A balance bike is much easier when it comes to being used in a smaller space and going up and down hills.
A bike with training wheels isn’t going to offer the same experience, you generally require more space, and going up and down hills can be more challenging due to the bike’s extra weight.
#4. Cycling Skills
Another very important factor when it comes to choosing between a balance bike or training wheels is the skills it teaches the child.
Balance bikes are very basic. They are essentially just a frame with wheels, and don’t often even come with brakes. They can teach coordination and balance, but not much else.
When using training wheels, there’s a lot more to learn with having the ability to pedal, brake, and possibly change gears. Training wheels teach the child more and equip them with the skills they need for a normal bike sooner.
When it comes to using a balance bike, a child has to focus a lot on coordination.
It’s up to them to keep the bike upright, and if they lean too far to one side, they need the ability to recover.
Then we have training wheels that always support the rider, no matter if they lean side to side.
They are never required to put their foot down to stop them from falling, which can give the child a lot of confidence but a lack of coordination.
When it comes to coordination, the balance bike teaches much more.
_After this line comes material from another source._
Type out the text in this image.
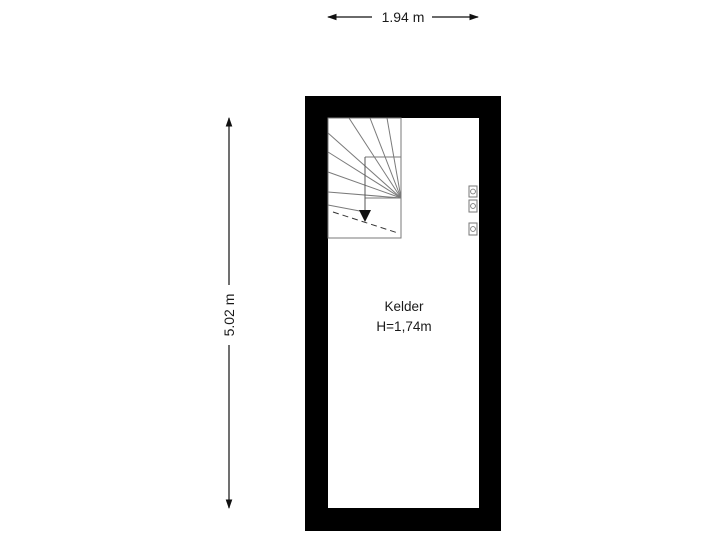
1.94 m
5.02 m	Kelder
H=1,74m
It helps the child understand how the bike can lean side to side and the importance of countersteering when riding. Training wheels don’t offer that teaching, which is a vital skill.
#6. Pedaling Technique
Balance bikes, instead of using a pedaling action, use a running action.
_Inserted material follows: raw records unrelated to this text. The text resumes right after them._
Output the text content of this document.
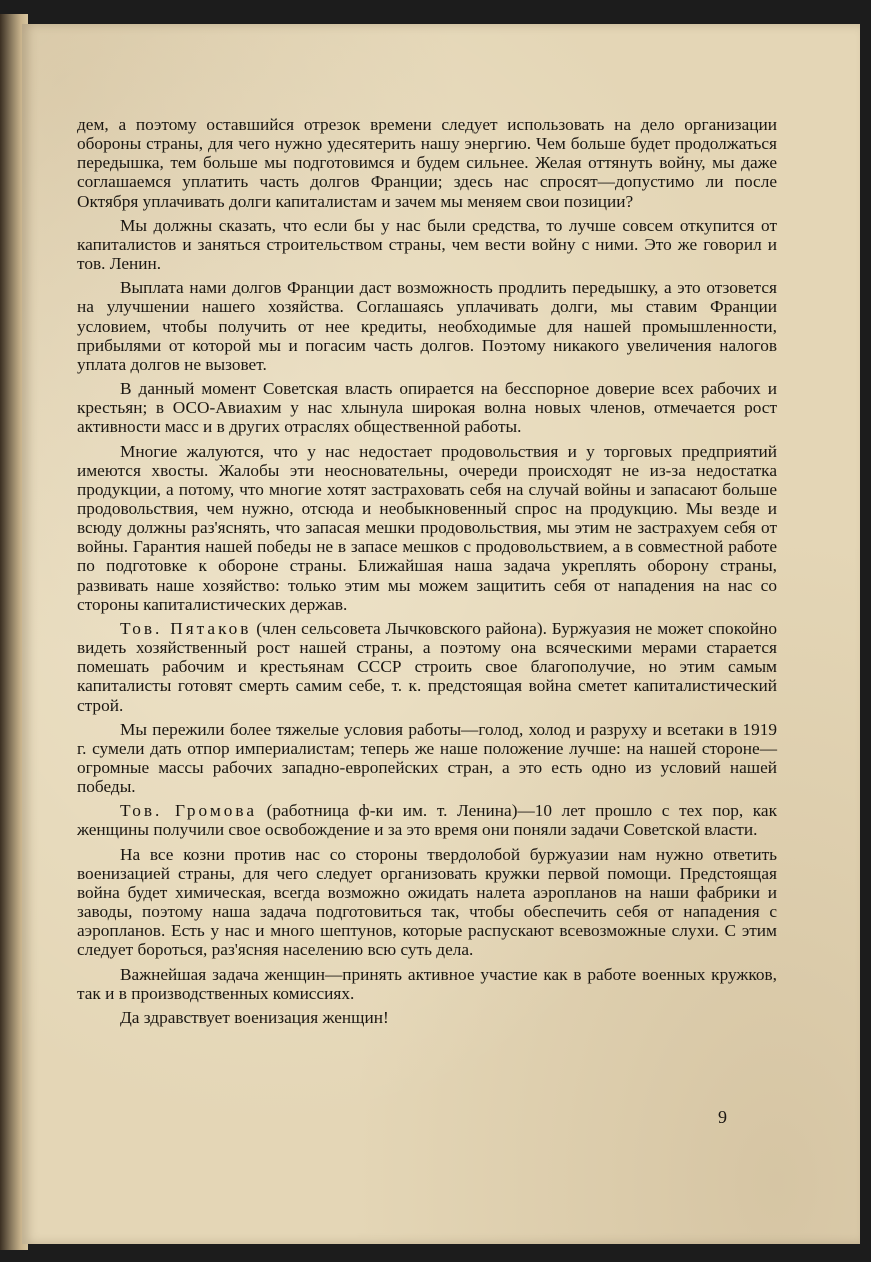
дем, а поэтому оставшийся отрезок времени следует использовать на дело организации обороны страны, для чего нужно удесятерить нашу энергию. Чем больше будет продолжаться передышка, тем больше мы подготовимся и будем сильнее. Желая оттянуть войну, мы даже соглашаемся уплатить часть долгов Франции; здесь нас спросят—допустимо ли после Октября уплачивать долги капиталистам и зачем мы меняем свои позиции?

Мы должны сказать, что если бы у нас были средства, то лучше совсем откупится от капиталистов и заняться строительством страны, чем вести войну с ними. Это же говорил и тов. Ленин.

Выплата нами долгов Франции даст возможность продлить передышку, а это отзовется на улучшении нашего хозяйства. Соглашаясь уплачивать долги, мы ставим Франции условием, чтобы получить от нее кредиты, необходимые для нашей промышленности, прибылями от которой мы и погасим часть долгов. Поэтому никакого увеличения налогов уплата долгов не вызовет.

В данный момент Советская власть опирается на бесспорное доверие всех рабочих и крестьян; в ОСО-Авиахим у нас хлынула широкая волна новых членов, отмечается рост активности масс и в других отраслях общественной работы.

Многие жалуются, что у нас недостает продовольствия и у торговых предприятий имеются хвосты. Жалобы эти неосновательны, очереди происходят не из-за недостатка продукции, а потому, что многие хотят застраховать себя на случай войны и запасают больше продовольствия, чем нужно, отсюда и необыкновенный спрос на продукцию. Мы везде и всюду должны раз'яснять, что запасая мешки продовольствия, мы этим не застрахуем себя от войны. Гарантия нашей победы не в запасе мешков с продовольствием, а в совместной работе по подготовке к обороне страны. Ближайшая наша задача укреплять оборону страны, развивать наше хозяйство: только этим мы можем защитить себя от нападения на нас со стороны капиталистических держав.

Тов. Пятаков (член сельсовета Лычковского района). Буржуазия не может спокойно видеть хозяйственный рост нашей страны, а поэтому она всяческими мерами старается помешать рабочим и крестьянам СССР строить свое благополучие, но этим самым капиталисты готовят смерть самим себе, т. к. предстоящая война сметет капиталистический строй.

Мы пережили более тяжелые условия работы—голод, холод и разруху и всетаки в 1919 г. сумели дать отпор империалистам; теперь же наше положение лучше: на нашей стороне—огромные массы рабочих западно-европейских стран, а это есть одно из условий нашей победы.

Тов. Громова (работница ф-ки им. т. Ленина)—10 лет прошло с тех пор, как женщины получили свое освобождение и за это время они поняли задачи Советской власти.

На все козни против нас со стороны твердолобой буржуазии нам нужно ответить военизацией страны, для чего следует организовать кружки первой помощи. Предстоящая война будет химическая, всегда возможно ожидать налета аэропланов на наши фабрики и заводы, поэтому наша задача подготовиться так, чтобы обеспечить себя от нападения с аэропланов. Есть у нас и много шептунов, которые распускают всевозможные слухи. С этим следует бороться, раз'ясняя населению всю суть дела.

Важнейшая задача женщин—принять активное участие как в работе военных кружков, так и в производственных комиссиях.

Да здравствует военизация женщин!

9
Although they make a great bike for teaching coordination, they can’t teach the ability to pedal properly as a result.
Training wheels, meanwhile offer excellent pedaling training. With support from the extra wheels, the child is able to pedal continually with a reduced risk of falling over, helping prepare them for regular cycling.
When it comes to confidence, the balance bike helps to remove the fear of falling.
Not only is the child used to balancing already, but they also learn how to correct it quickly and support themselves if they start to lean too much. This is something training wheels struggle to do.
The training wheels also inspire confidence when it comes to cycling, however. It gets them used to the feeling of what it’s like to cycle without your feet on the floor, which the balance bike doesn’t offer.
It’s important to remember that neither a balance bike or training wheels are completely foolproof when it comes to stopping a child falling over, however.
Both reduce the risk when used properly and with adult supervision, but some risk will always remain. Helmets should always be worn, and knee and elbow pads may also help a child feel more confident and reduce their risk of being hurt in a fall.
It can be challenging when it comes to picking between a balance bike or training wheels.
From many people’s experiences, the best way to go is to use both, as they teach a child very different cycling skills.
Starting at one to two years old with a balance bike teaches a child coordination and gives them confidence. Then, moving on to training wheels later when they are ready to progress teaches them the pedaling ability and how to use gears and brakes properly.
It also only pushes them to learn a little at a time so it doesn’t become overwhelming and unenjoyable.